By Sarah Vaughn, Leila Del Duca, Allisa Sallah, Deron Bennett, Gabe Fischer, Shanna Mutuszak
The second installment of Sleepless is here, bringing more royal intrigue and suspense…
After an enticing and excellent opening chapter, this issue serves to provide more background to our heroine and her ever-vigilant bodyguard. Poppy is concerned for her safety at the castle in Harbeny, and learning that her mother has not returned from their homeland as planned, she instead plans to go to her mother rather than risk her life.
However, asking the newly throned king and her “uncle” for permission to leave, she is denied and ordered to stay as a consort to the new and “official” princess. Poppy is naturally horrified at both the demotion and the ongoing threat against her life that the royal court seems to relish.
Sir Cyrenic tries to console her, yet he himself is asked to participate in a tournament of knights which will require him to leave Poppy in the care of others.
We learn more of the sleepless curse, how in exchange for foregoing sleep, when the knights are relieved of it the time they have missed sleeping suddenly ages them decades ahead. It’s a nice little twist on time, the knights are almost chronologically “frozen” when they’re young and strong, but the time they miss not sleeping still accumulates. It also takes a physiological toll on them while under the curse, as it strains their “spirit” never sleeping or resting while fulfilling their duty.
We also learn more of Poppy’s family and culture, and why the residents of Harbeny may be less than welcoming to the idea of her on the royal court. Small details which may come into play later, but for now they do flesh out the character’s backstory.
The artwork by Del Duca and Sallah continues its impressive quality, although because there isn’t action in the story, storytelling becomes much more important. It’s a testament to the artists then that the events aren’t portrayed as boring. There’s the rich scenery of the castle, the bustling nature of the docks of Harbeny, even the brief scenes of Sir Cyrenic watching over Poppy as she sleeps. There’s a playful whimsy to the artwork, lush and colorful to its approach which fits the subject matter.
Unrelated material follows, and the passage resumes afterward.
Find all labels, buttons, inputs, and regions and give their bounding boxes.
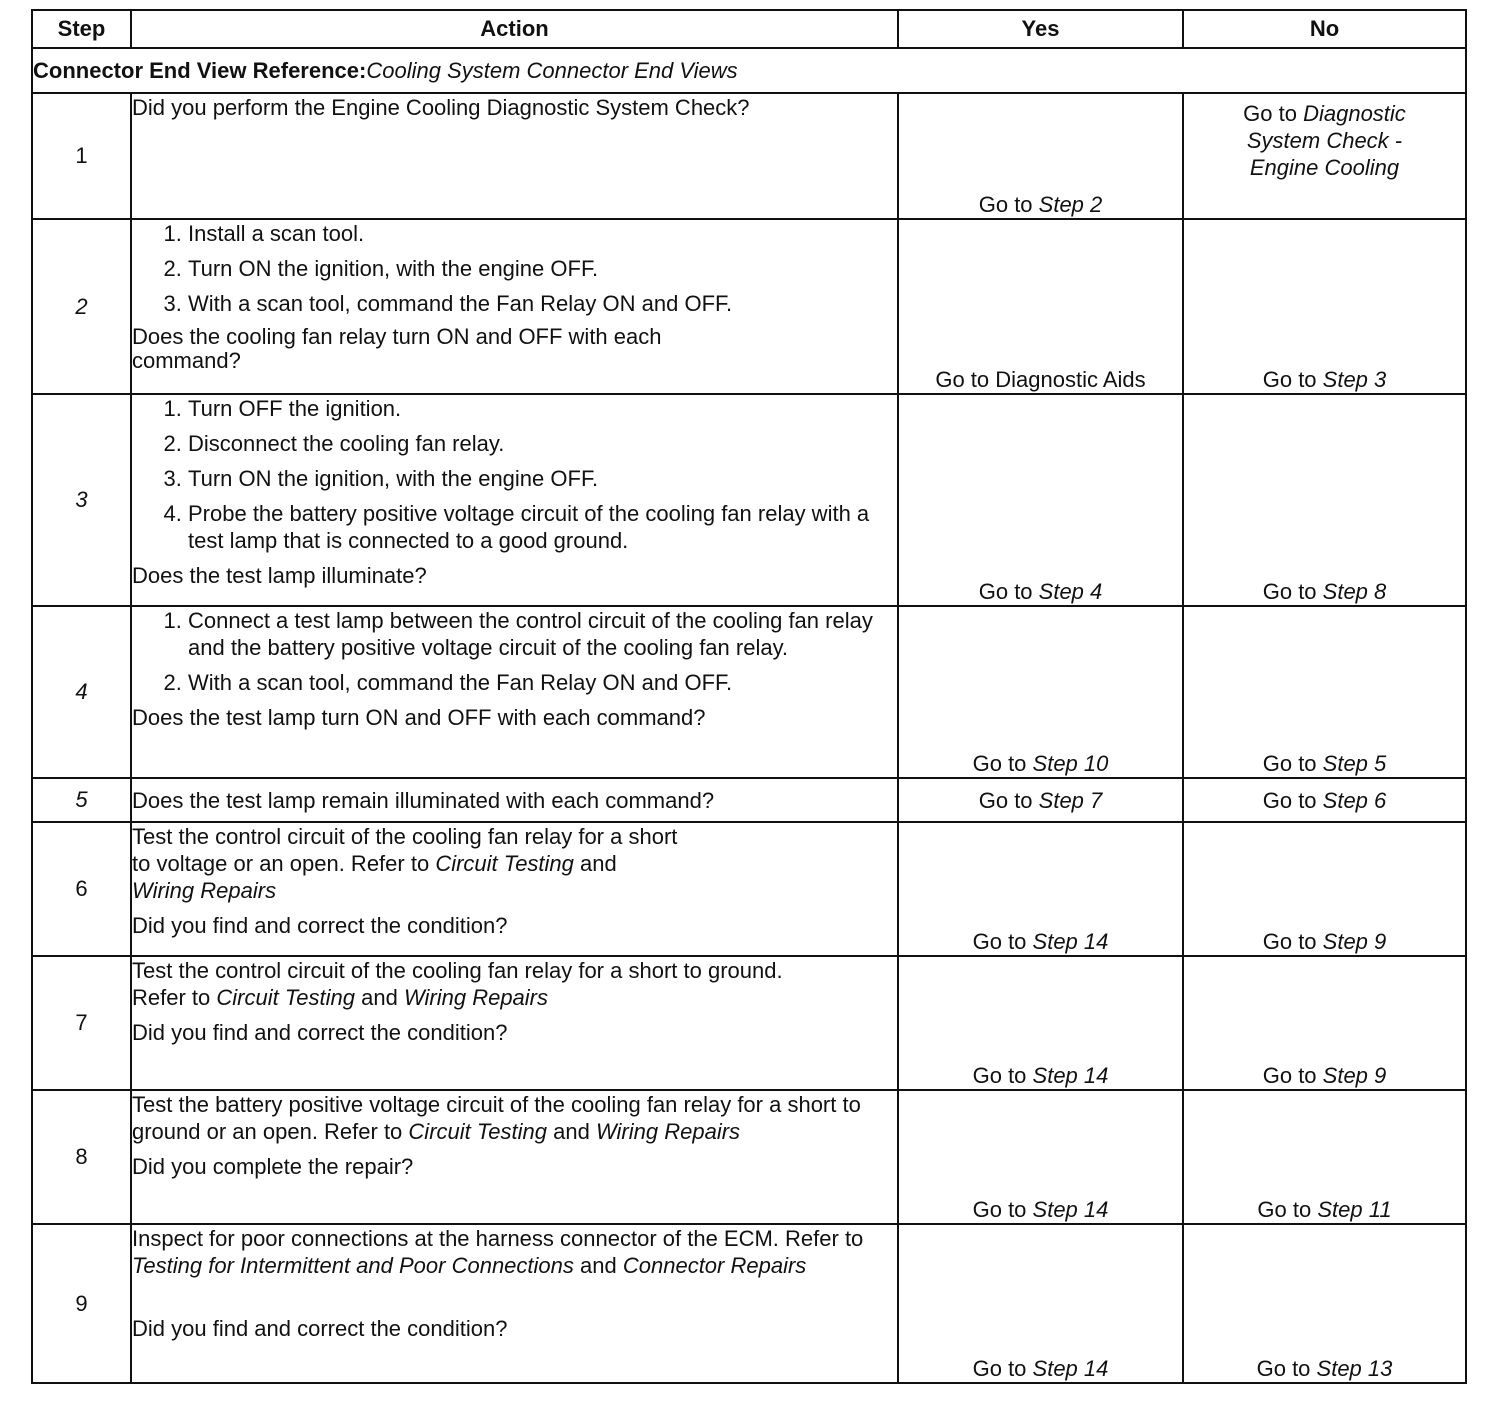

It’s difficult for many series to come back from such great debuts on the second installment, but Sleepless remains an engaging read in spite of a much more personal tale of dialogue and introspection. The forthcoming issues promise more in the way of excitement, but I’m also looking forward to how Poppy deals with her new status in the royal family and if we gain any clues as to who is planning her assassination.
Disclosure: Publisher Image Comics provided a review copy of this comic to Nothing But Comics without any payment between the site and publisher or agreement on the review’s content.